After clearing their first spending bill, two days later the House moved onto their second, funding the Homeland Security Department. The House passed, on a mostly party-line vote, Iowa Republican Steve King’s amendment that would bar the use of funds to implement or enforce six internal Homeland Security Department policies, including one from June 12, 2012 that granted temporary legal status to the so-called Dream Act immigrants – people younger than 31 who are in school and arrived in the United States prior to turning 16, have graduated or have served in the military, and do not have a criminal record. King said in House floor debate on June 5, “The president does not have the authority to waive immigration law, nor does he have the authority to create it out of thin air.”
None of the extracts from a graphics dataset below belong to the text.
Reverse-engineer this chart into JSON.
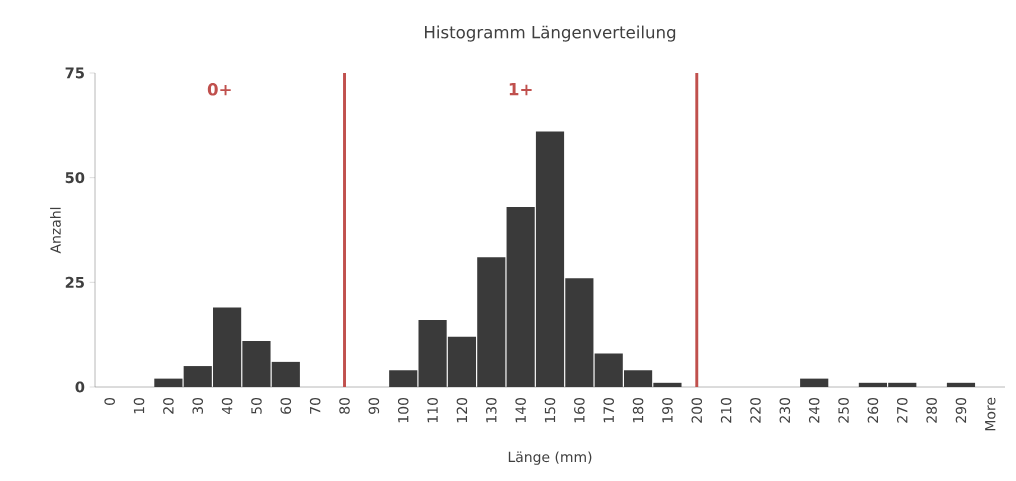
{
  "chart_data": {
    "type": "bar",
    "title": "Histogramm Längenverteilung",
    "xlabel": "Länge (mm)",
    "ylabel": "Anzahl",
    "categories": [
      "0",
      "10",
      "20",
      "30",
      "40",
      "50",
      "60",
      "70",
      "80",
      "90",
      "100",
      "110",
      "120",
      "130",
      "140",
      "150",
      "160",
      "170",
      "180",
      "190",
      "200",
      "210",
      "220",
      "230",
      "240",
      "250",
      "260",
      "270",
      "280",
      "290",
      "More"
    ],
    "values": [
      0,
      0,
      2,
      5,
      19,
      11,
      6,
      0,
      0,
      0,
      4,
      16,
      12,
      31,
      43,
      61,
      26,
      8,
      4,
      1,
      0,
      0,
      0,
      0,
      2,
      0,
      1,
      1,
      0,
      1,
      0
    ],
    "color": "#3a3a3a",
    "ylim": [
      0,
      75
    ],
    "yticks": [
      0,
      25,
      50,
      75
    ],
    "ref_lines": [
      {
        "axis": "x",
        "value": "80",
        "color": "#c0504d"
      },
      {
        "axis": "x",
        "value": "200",
        "color": "#c0504d"
      }
    ],
    "annotations": [
      "0+",
      "1+"
    ]
  }
}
Rep. Sanford Bishop Jr. voted NO

FY2014 Homeland Security Appropriations – Passage – Vote Passed (245-182, 7 Not Voting)

After the House completed votes on amendments, they passed Homeland Security appropriations legislation for the 2014 fiscal year, funding the department and related activities with $46.1 billion ($38.9 billion in discretionary funds and $5.6 billion in emergency disaster aid). The funds include $10.6 billion for Customs and Border Protection, $5.4 billion for Immigration and Customs Enforcement, $7.2 billion for the Transportation Security Administration and $9.9 billion each for the Coast Guard and the Federal Emergency Management Agency. An issue that may cause problems with Senate approval is an approved provision to prohibit federal funding for ICE to provide abortions for detainees, except in extreme circumstances including rape, incest or endangerment of the life of the woman. Like the Military Construction-VA legislation, the future for the Homeland Security appropriations bill is uncertain and is not on the Senate schedule, as of yet.